For immediate release
David Kordansky Gallery is pleased to announce an exhibition of new work by William E. Jones. The exhibition will open on February 12 and run through March 26. An opening reception will be held on Saturday, February 12 from 6:00 to 9:00pm. William E. Jones is an artist, filmmaker, photographer and writer known for using appropriation, documentary and historical research to call attention to the inextricable relationships between images and power. In recent years his focus has shifted away from the production of films made to be screened in cinemas, and towards gallery-based works of extreme and concentrated visual impact. The exhibition will consist of three new movies, as well as two new print-based works, that investigate the roles of film and photography during moments of cultural upheaval.
To create the movies, Jones applies formal and organizational strategies to existing photographs and film footage, seeking to reveal the hidden, and even suppressed, historical narratives latent in their content. Since Jones works on the frames individually in Photoshop and then sequences them as animations, each frame retains an incredibly high level of photographic detail, and the finished movies occupy an unstable position between film and video.
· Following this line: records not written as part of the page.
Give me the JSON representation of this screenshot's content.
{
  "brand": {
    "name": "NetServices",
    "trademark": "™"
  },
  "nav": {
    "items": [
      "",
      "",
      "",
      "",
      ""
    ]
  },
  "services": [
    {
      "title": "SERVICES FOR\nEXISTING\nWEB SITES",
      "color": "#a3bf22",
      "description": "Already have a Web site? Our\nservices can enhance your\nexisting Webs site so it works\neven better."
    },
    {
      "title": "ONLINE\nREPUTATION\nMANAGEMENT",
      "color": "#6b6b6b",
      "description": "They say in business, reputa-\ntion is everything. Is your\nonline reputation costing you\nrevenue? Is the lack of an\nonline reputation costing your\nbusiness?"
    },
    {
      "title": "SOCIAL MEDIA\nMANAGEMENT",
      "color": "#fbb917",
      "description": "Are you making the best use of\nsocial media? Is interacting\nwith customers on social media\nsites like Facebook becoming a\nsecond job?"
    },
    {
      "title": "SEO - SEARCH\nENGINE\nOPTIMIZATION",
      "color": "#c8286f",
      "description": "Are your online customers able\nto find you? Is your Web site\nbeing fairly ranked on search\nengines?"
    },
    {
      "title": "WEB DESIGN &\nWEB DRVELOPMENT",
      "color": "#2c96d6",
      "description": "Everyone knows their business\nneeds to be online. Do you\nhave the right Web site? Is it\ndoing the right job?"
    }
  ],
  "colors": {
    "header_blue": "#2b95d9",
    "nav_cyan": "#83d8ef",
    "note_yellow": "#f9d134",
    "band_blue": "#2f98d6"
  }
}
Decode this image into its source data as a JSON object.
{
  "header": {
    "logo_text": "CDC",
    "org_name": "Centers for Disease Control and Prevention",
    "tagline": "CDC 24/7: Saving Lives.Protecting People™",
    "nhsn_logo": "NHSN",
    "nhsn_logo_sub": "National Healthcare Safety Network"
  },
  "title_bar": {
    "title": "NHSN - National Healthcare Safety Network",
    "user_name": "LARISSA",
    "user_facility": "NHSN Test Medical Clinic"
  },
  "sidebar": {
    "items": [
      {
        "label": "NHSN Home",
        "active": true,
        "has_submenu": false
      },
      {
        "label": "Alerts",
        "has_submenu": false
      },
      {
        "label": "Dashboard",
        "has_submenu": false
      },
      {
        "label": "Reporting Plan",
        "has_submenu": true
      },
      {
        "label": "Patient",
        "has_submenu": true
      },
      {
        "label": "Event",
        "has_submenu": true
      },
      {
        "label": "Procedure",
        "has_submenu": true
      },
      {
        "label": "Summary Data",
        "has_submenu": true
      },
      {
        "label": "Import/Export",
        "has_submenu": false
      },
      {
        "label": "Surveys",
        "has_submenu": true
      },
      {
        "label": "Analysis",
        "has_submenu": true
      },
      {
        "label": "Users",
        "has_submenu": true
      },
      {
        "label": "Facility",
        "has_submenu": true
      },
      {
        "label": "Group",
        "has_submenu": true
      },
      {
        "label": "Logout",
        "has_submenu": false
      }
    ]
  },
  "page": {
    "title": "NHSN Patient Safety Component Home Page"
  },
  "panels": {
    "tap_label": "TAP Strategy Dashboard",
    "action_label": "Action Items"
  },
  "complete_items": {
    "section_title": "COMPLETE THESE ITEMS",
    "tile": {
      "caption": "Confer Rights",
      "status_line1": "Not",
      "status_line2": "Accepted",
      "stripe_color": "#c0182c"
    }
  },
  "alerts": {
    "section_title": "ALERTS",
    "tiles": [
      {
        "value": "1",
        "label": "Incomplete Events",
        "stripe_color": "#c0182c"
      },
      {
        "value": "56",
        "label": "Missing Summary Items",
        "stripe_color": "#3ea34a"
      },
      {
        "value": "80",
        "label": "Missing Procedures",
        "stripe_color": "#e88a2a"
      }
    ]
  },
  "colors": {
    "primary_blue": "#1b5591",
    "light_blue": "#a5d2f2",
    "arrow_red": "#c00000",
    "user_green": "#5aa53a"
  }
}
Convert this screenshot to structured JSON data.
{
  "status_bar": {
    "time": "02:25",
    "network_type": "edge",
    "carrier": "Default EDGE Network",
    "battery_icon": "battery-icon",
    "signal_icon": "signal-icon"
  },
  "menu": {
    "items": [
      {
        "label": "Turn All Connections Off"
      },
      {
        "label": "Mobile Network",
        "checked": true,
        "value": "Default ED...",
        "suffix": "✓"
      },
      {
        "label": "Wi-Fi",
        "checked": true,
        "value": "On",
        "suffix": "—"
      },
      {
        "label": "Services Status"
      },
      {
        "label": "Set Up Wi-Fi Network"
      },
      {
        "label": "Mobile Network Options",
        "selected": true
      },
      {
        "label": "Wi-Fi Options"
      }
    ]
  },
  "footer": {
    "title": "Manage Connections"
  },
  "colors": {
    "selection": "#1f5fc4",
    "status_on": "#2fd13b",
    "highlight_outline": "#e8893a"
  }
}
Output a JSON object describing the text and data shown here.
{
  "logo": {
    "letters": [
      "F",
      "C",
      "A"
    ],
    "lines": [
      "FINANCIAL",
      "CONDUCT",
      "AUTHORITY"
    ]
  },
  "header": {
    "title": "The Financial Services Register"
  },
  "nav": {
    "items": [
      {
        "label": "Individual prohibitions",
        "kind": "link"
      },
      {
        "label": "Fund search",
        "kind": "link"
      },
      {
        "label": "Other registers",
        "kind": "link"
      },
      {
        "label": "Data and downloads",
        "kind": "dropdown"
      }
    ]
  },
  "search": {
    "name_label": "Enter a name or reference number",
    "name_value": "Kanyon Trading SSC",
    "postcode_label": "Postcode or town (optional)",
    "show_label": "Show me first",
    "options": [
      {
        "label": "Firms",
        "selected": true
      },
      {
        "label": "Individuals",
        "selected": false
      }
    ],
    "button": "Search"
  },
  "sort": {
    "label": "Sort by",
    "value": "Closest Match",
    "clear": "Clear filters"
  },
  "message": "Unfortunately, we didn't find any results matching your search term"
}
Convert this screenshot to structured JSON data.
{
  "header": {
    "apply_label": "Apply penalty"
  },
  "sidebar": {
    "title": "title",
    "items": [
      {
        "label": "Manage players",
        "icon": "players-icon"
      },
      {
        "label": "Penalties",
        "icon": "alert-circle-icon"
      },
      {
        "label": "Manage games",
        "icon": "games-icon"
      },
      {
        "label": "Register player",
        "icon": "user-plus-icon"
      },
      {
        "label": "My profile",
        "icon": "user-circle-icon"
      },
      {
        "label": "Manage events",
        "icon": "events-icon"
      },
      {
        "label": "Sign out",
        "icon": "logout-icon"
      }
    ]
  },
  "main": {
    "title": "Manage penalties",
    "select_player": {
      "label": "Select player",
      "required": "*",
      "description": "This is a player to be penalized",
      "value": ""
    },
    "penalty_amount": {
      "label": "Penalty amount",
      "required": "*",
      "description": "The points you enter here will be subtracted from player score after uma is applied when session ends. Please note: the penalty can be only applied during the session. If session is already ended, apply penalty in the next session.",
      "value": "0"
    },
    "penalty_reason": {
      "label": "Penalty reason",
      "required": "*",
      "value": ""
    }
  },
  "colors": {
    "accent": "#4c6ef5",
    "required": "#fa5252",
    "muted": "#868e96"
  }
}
In Mathew Brady’s Studio makes use of 100 portraits taken by the seminal American photographer in his Washington, D.C. studio after the Civil War. These images represent men prominent in the political establishment of the time, but Jones pays particular attention to the studio props with which their subjects are posed; 60 of the photographs feature a Greek-style patterned fabric, and 40 feature a vase with a floral relief. The movie consists of three loops projected next to each other. The sequence on the left zooms in and out of the fabric, the sequence on the right zooms in and out of the vase, and the projection in the center zooms slowly into the subject’s face and ends at the eye closer to the camera. The work draws parallels between a transitional period in the country’s past and the current political climate, in which divisions loom larger than shared interests.
Division is also a prominent theme in Berlin Flash Frames, which uses archival footage Jones found in the National Archives under the label “Berlin 1961.” The footage was originally shot as a propaganda film by the U.S. Information Agency, and depicts scenes of life along the Berlin Wall, oscillating between obviously staged (i.e. ‘fictional’) vignettes with actors and documentary reportage. Jones calls attention to moments when the production is at its least guarded. By exposing the mechanisms of the film, the work also questions the larger narratives used to disseminate information about military occupations and the aftermath of war.
Spatial Disorientation utilizes film footage shot from the cockpit of a U.S. Air Force plane performing practice maneuvers in 1969, at the height of the Vietnam War, and is perhaps the most visually complex of the movies Jones has made to date. The looped image of a cloudy sky spins vertiginously as the plane spirals through the air. However, Jones worked and altered digital scans of each individual frame according to a rigorous mathematical system, creating a series of variations based on color and motion blurs applied to the image. During transitional moments, there are intense stroboscopic effects that challenge the viewer’s ability to look at the work. By interacting with the material in this way, Jones brings out the psychedelic potential of military footage, forging an unlikely connection between cultural forces that are at direct odds with one another.
The two print-based pieces on view explore documentation of the Paris Commune’s brief seizure of power in 1871. In Postcards of Versailles, a series of three postcard-sized prints, Jones superimposes images of assassinated Communards in their coffins over tourist images of Versailles. The work takes on the visual quality of a reliquary, creating an unsettling conflation of two kinds of photographic records: commercial postcards and images of death circulated by the French government as warnings to potential revolutionaries that insurrection would be met with severe force.
1871, a four-panel work, incorporates photographs of the Vendôme Column before, during, and after its destruction by the Commune. In an art historical context, these images also function as indirect documentation of a key moment in the life of Gustave Courbet, who was imprisoned after the French government took back power because he had suggested that the Column be moved across the Seine. In keeping with this history, the final panel of Jones’ work includes Nadar’s famous portrait of Courbet juxtaposed with a photograph of the restored Column; the artist seems to be looking despairingly at the ever-resilient symbol of imperialist power.
In 2011 William E. Jones will be the subject of a retrospective at the Austrian Film Museum, Vienna. His work has been featured in solo programs and exhibitions at the Museum of Modern Art, New York; Anthology Film Archives, New York; ar/ge kunst Gallery Museum, Bolzano, Italy; Wexner Center for the Arts, Columbus, Ohio; and Tate Modern, London, among others. Recent and upcoming group exhibitions include The Spectacular of Vernacular, curated by Darsie Alexander, Walker Art Center, Minneapolis; The Artist’s Museum, MOCA at the Geffen Contemporary, Los Angeles; More American Photographs, curated by Jens Hoffmann, CCA Wattis Institute for Contemporary Arts, San Francisco; Serious Games: War – Media – Art, curated by Antje Ehmann and Harun Farocki, Mathildenhöhe, Darmstadt, Germany; Nachleben, curated by Fionn Meade and Lucy Raven, Goethe Institut Wyoming Building, New York; The Collectors, curated by Michael Elmgreen and Ingar Dragset, Nordic Pavilion, 53rd Venice Biennale; Beg, Borrow and Steal, Rubell Family Collection, Miami; and the 2008 Biennial Exhibition at the Whitney Museum of American Art, New York.